Terraced vineyards rising above the Rhine at Assmannshausen with the river bending through the gorge below
← Rhine Valley

Assmannshausen

"Tous les autres villages de ce fleuve servent du Riesling. Assmannshausen sert du rouge, et ça a changé ma façon de voir le Rhin."

Un village de vin rouge sur la rive tranquille du Rhin, où les vignes de Pinot Noir grimpent un coteau escarpé sous un clocher médiéval.

Nous avons failli passer à côté d’Assmannshausen. Avec Lia, cela faisait trois jours que nous descendions le Rhin en buvant du Riesling dans chaque village qui en proposait, et en arrivant à ce coude du défilé, je me souviens d’avoir pensé qu’on avait à peu près fait le tour de la région. Puis un serveur à Ruedesheim a mentionné, presque en passant, qu’il y avait juste au coin un village qui cultivait des raisins rouges sur des coteaux si raides qu’on les aurait crus faits pour des chèvres, pas pour des vignes. Ça a suffi. Nous avons roulé les quelques minutes qui restaient, et j’ai encore un peu honte d’avoir failli le rater.

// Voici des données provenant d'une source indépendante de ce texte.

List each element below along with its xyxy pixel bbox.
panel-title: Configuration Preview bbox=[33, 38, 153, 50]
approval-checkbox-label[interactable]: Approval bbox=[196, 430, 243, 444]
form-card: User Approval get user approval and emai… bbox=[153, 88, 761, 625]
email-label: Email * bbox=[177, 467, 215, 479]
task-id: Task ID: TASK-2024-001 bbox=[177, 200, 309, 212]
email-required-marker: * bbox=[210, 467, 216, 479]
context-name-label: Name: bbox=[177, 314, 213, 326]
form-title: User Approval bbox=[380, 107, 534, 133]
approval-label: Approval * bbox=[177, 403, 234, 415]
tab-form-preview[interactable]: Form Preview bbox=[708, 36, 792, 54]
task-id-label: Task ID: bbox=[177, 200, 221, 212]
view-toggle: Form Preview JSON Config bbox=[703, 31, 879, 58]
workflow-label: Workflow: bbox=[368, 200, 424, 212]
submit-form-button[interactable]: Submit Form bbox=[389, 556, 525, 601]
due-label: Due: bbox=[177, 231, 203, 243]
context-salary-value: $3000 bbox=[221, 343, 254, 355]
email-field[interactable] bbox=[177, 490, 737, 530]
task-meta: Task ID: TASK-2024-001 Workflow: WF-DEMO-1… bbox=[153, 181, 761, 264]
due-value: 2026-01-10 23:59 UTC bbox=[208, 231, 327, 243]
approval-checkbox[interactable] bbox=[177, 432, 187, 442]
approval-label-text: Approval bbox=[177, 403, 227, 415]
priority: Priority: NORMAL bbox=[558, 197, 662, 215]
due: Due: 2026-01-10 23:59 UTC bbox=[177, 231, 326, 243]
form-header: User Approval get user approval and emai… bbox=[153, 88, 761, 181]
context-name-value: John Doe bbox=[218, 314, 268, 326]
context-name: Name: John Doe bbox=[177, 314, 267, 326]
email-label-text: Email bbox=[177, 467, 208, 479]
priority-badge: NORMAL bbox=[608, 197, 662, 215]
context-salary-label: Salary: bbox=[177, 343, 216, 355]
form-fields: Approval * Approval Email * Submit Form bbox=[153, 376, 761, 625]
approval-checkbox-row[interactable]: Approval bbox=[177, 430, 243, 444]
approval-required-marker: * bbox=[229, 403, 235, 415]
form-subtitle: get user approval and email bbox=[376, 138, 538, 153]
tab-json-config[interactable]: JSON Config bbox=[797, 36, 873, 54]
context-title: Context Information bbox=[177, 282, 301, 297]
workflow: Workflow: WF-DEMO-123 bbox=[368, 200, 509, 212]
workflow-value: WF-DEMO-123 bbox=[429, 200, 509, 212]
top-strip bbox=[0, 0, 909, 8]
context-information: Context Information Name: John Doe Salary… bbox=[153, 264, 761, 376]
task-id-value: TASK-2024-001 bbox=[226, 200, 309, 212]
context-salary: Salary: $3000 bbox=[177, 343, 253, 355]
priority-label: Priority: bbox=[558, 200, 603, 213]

Assmannshausen fait techniquement partie de Ruedesheim am Rhein, nichée sur la rive droite du fleuve, mais elle a des allures de lieu totalement à part. Le coteau du Hollenberg s’élève juste derrière le village, en terrasses et murets qui, vus d’en bas, semblent presque architecturaux, et on y plante du Spatburgunder — ce que le Français en moi s’obstine à appeler Pinot Noir — depuis le Moyen Âge. Debout au pied de cette pente, verre à la main, à regarder la lumière de l’après-midi accrocher les feuilles, je n’arrêtais pas de penser à quel point c’est étrange qu’un seul coteau, au milieu d’une mer de Riesling, ait décidé il y a des siècles de faire les choses autrement, et ait simplement persévéré.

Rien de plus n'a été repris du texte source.